Title: A Law Made To Be Broken
Time: 16:00-17:30, May 12, 2025
Location: B1-c101 Meeting Room, International Campus
Speaker: Dr. Chuan Hu
Abstract:Moore's Law stands as a marvel in the development of human civilization. Since the invention of the transistor in 1947, transistor integration density has increased by 11 orders of magnitude (from the Blackwell 200 to 208B). However, as transistor scaling approaches physical limits, packaging technology—a critical element in extending the vitality of Moore's Law—is transitioning from the background to the forefront, becoming a new engine driving leaps in integrated circuit performance. Over the next two decades, advanced packaging technologies centered on heterogeneous integration are expected to achieve at least a thousandfold performance gain to meet the growing demands for computing power, bandwidth, and energy efficiency.
This presentation will examine the developmental journey of packaging technology, focusing on collaborative mechanisms among government bodies, research institutions, industry players, enterprises, and universities. It will analyze how such collaborations drive the advancement of packaging technology and facilitate the industry's shift from computing-centric to bandwidth-centric paradigms. By reviewing significant historical innovation attempts, we will distill the core value and future growth opportunities of packaging technology, offering historical insights and guiding trends. The presentation will also discuss key challenges and potential solutions for future industry development.

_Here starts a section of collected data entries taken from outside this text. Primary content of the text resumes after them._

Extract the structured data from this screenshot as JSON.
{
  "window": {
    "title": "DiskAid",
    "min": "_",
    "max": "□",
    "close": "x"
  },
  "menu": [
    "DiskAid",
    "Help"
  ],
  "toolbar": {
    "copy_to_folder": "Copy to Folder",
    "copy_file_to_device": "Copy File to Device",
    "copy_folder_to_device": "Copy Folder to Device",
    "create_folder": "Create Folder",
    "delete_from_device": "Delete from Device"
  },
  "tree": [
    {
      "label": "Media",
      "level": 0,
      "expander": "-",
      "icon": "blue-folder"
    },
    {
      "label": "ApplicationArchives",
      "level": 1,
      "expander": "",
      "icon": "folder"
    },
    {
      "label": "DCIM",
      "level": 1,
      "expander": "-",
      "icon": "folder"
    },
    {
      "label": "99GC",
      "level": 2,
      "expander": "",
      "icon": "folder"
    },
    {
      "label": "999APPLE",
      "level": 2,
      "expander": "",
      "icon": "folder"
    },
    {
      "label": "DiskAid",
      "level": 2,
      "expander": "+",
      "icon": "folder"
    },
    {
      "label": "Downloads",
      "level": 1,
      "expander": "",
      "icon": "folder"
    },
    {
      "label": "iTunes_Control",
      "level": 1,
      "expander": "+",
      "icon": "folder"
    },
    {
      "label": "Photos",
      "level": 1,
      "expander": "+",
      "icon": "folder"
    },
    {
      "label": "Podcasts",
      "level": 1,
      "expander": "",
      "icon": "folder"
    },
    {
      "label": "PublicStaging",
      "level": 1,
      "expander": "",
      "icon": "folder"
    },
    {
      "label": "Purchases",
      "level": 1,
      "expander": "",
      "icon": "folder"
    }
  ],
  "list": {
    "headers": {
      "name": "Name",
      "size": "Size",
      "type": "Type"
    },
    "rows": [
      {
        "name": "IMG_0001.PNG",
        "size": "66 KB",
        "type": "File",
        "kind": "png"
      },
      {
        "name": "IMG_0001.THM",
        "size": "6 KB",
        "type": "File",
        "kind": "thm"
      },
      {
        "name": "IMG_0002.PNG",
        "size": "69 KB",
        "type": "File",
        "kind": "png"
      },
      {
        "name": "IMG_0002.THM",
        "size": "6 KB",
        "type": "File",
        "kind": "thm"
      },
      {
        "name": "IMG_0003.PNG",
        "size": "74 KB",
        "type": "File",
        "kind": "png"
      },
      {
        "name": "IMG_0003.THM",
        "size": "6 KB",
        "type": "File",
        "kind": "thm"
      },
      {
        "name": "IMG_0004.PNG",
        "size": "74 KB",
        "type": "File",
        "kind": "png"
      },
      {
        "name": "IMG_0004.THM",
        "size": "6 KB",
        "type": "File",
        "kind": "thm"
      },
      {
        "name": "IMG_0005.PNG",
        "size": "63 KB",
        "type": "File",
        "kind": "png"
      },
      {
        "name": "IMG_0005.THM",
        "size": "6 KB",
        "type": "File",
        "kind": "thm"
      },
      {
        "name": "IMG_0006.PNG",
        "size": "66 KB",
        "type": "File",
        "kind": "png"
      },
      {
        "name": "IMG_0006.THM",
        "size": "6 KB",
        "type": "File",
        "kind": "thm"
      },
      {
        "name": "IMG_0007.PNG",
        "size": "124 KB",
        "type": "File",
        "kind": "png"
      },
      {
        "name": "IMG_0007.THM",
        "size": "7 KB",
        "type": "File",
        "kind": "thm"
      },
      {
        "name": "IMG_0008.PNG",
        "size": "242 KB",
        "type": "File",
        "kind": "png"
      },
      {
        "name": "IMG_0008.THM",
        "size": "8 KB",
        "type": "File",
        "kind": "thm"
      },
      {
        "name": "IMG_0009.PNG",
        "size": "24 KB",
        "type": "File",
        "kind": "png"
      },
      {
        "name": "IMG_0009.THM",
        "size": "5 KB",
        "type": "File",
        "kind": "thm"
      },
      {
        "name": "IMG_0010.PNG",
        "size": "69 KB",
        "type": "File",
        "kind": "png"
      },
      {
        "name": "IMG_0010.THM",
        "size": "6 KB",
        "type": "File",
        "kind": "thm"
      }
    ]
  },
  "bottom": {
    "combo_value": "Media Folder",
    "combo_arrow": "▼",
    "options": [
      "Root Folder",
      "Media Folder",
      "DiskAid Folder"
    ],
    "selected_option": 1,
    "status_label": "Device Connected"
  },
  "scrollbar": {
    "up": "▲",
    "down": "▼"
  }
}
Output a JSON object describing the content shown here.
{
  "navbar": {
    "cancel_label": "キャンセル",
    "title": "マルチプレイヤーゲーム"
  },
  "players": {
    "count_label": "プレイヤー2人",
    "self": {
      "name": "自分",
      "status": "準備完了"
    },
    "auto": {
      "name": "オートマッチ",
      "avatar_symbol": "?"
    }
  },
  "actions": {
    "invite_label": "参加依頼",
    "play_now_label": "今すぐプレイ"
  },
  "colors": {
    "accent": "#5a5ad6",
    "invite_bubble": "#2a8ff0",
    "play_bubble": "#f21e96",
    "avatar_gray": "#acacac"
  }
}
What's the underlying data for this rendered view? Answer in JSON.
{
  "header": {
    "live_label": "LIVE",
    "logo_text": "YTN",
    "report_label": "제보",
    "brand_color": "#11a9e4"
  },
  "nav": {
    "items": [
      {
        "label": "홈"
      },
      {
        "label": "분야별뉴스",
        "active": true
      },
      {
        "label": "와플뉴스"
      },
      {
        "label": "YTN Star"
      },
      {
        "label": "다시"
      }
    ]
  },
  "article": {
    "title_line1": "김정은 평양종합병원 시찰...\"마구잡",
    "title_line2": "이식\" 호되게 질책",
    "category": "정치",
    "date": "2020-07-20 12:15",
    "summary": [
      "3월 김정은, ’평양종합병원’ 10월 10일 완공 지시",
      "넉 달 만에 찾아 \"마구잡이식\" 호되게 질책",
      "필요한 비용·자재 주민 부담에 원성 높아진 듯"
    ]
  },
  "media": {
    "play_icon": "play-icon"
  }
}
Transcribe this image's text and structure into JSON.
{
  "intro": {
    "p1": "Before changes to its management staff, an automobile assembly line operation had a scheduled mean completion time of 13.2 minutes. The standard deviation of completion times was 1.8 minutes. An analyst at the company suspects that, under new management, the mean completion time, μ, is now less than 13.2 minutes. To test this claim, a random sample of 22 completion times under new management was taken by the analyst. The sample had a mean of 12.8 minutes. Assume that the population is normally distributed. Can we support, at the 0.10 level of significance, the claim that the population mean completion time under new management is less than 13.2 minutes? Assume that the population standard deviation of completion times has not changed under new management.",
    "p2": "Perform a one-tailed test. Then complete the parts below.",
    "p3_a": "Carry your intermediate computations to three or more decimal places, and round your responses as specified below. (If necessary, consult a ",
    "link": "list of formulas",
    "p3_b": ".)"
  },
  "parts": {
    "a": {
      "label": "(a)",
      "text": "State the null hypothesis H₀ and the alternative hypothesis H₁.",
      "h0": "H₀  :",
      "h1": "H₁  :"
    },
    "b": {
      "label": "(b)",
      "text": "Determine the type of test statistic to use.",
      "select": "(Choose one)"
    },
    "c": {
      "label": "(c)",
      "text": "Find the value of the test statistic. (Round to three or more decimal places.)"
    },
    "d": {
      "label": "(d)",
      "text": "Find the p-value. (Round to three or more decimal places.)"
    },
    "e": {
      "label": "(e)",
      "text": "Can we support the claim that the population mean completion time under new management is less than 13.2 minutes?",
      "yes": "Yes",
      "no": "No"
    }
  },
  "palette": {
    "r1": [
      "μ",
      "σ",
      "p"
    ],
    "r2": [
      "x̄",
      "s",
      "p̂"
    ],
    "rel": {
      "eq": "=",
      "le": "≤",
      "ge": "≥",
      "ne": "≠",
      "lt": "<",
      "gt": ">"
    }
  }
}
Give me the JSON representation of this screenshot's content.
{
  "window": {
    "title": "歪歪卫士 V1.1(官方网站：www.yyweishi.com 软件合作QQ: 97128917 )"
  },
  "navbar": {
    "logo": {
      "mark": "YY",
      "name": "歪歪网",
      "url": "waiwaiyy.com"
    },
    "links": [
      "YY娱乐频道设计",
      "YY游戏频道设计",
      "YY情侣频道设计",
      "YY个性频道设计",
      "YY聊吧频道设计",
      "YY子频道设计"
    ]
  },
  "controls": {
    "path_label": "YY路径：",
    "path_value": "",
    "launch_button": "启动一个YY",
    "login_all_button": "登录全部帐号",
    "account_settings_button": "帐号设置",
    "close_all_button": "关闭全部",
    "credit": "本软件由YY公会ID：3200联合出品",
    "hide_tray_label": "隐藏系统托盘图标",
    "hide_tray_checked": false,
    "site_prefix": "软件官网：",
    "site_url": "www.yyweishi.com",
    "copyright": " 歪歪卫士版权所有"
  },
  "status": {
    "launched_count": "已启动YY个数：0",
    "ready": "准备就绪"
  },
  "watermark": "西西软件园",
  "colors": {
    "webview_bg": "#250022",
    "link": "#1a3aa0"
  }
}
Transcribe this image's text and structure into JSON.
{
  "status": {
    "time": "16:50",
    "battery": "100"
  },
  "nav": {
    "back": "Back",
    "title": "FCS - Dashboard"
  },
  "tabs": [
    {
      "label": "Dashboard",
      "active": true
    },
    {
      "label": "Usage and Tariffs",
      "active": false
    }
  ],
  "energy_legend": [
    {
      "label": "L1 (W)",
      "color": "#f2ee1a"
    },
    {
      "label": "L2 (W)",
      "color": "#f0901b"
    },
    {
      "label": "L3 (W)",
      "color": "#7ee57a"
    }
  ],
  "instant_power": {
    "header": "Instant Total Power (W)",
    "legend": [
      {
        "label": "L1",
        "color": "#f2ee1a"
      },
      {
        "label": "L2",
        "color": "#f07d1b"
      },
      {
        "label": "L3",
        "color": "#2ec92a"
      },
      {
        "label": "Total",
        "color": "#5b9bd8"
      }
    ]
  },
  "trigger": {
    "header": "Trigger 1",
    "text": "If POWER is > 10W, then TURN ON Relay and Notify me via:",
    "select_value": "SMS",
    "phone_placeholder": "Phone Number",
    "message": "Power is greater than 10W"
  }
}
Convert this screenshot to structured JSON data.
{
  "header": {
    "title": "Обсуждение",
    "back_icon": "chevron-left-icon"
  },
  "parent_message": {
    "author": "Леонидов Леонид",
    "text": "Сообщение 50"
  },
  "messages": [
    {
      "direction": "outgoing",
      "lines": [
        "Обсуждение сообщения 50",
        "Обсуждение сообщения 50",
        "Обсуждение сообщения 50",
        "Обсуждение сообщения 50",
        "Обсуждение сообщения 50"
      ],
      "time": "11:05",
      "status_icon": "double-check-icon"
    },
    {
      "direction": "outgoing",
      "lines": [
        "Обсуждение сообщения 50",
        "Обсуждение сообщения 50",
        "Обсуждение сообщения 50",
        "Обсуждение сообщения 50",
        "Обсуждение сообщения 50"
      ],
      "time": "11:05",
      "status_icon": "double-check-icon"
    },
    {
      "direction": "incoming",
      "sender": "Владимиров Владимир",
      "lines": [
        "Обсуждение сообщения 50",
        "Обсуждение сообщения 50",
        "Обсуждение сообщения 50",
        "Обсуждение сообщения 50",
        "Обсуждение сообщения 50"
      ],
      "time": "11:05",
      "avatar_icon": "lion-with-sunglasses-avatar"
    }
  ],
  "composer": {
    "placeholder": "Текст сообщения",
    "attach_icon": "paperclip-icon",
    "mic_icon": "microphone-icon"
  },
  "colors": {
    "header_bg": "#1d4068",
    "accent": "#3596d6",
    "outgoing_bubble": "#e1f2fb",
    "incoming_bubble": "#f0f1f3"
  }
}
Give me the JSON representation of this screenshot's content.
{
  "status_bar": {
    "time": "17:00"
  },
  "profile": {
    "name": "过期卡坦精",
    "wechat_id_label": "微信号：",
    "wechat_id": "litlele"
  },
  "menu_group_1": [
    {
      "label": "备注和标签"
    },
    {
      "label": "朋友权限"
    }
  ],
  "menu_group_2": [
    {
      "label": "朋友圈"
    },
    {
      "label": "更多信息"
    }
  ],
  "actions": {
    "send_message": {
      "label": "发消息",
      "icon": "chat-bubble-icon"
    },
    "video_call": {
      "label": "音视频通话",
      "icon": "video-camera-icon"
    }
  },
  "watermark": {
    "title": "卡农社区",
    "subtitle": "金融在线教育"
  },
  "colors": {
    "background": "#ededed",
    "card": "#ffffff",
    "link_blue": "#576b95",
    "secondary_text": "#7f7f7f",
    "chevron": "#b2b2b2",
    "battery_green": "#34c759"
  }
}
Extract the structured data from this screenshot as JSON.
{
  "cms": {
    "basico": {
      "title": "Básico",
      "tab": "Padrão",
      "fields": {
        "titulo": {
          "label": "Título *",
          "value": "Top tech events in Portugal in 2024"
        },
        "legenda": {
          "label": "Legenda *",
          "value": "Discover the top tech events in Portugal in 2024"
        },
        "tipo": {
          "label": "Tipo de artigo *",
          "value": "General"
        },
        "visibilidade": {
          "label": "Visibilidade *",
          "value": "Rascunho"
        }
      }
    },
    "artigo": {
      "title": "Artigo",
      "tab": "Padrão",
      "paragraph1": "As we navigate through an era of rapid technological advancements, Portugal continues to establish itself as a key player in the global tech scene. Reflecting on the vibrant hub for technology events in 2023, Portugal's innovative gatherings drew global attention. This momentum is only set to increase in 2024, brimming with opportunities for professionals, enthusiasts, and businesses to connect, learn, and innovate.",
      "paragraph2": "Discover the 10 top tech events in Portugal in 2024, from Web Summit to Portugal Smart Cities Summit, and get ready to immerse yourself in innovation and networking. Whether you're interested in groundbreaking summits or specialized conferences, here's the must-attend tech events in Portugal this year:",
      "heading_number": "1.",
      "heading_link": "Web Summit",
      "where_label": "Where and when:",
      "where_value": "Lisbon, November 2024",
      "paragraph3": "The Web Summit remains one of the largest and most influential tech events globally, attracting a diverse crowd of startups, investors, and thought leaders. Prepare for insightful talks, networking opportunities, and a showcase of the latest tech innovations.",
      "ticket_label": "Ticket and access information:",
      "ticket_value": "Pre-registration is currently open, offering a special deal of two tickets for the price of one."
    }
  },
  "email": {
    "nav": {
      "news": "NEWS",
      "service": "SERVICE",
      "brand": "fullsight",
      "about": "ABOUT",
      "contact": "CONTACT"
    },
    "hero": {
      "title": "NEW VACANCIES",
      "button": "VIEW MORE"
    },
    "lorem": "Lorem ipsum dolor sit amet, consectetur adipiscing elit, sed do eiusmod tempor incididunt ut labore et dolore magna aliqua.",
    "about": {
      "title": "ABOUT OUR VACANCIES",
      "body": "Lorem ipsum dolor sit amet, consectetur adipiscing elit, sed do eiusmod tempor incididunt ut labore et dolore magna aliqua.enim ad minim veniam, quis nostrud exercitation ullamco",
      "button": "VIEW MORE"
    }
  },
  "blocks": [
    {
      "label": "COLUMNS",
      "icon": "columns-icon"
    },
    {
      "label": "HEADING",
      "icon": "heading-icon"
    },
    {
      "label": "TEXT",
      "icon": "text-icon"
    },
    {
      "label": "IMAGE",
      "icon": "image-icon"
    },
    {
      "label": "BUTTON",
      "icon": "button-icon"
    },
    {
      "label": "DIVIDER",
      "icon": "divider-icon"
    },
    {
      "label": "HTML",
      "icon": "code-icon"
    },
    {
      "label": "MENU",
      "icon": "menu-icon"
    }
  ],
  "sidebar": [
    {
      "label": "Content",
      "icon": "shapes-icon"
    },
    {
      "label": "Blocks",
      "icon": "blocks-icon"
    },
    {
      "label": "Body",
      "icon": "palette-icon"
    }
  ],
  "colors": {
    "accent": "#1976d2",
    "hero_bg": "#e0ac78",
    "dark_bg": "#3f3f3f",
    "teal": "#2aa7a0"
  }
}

Speaker Biography:Dr. Chuan Hu is a researcher, having earned his undergraduate degree from the Department of Physics at Peking University in 1992 and his Ph.D. from the University of Texas in 2000. As a national specially appointed expert and a recipient of the State Council Special Allowance, he participated in the 70th National Day parade and was an invited speaker at the Peking University School of Physics graduation ceremony in 2019.
From 2001 to 2014, Dr. Hu worked at Intel's Fundamental Materials Research Institute (as the only Chinese researcher at the institute), where he was responsible for developing packaging processes that were 6 to 10 years ahead of the industry. He also served as an industry mentor at the DARPA/SRC Interconnect Focus Center (2002–2012), laying the groundwork for the industrialization of heterogeneous integration technologies and establishing extensive collaborations with over 50 universities and hundreds of enterprises worldwide.
In 2018, Dr. Hu joined the Institute of Semiconductors at the Guangdong Academy of Sciences, dedicating himself to advancing the industrialization of heterogeneous integration. He successfully established the Guangdong Heterogeneous Integration Engineering Center. To date, he has published over 50 academic papers in fields such as thermal conduction, electronic packaging, reliability, nanomaterials, and extreme ultraviolet lithography, and holds nearly 200 international patents widely applied in products ranging from smartphones (e.g., Apple A-series processors) and PCs (Intel CPUs) to supercomputers (Tesla Dojo). Additionally, the company founded by Dr. Hu recently completed its Pre-A round of funding, led by the Xinchao Group, further accelerating the commercialization of its scientific and technological achievements.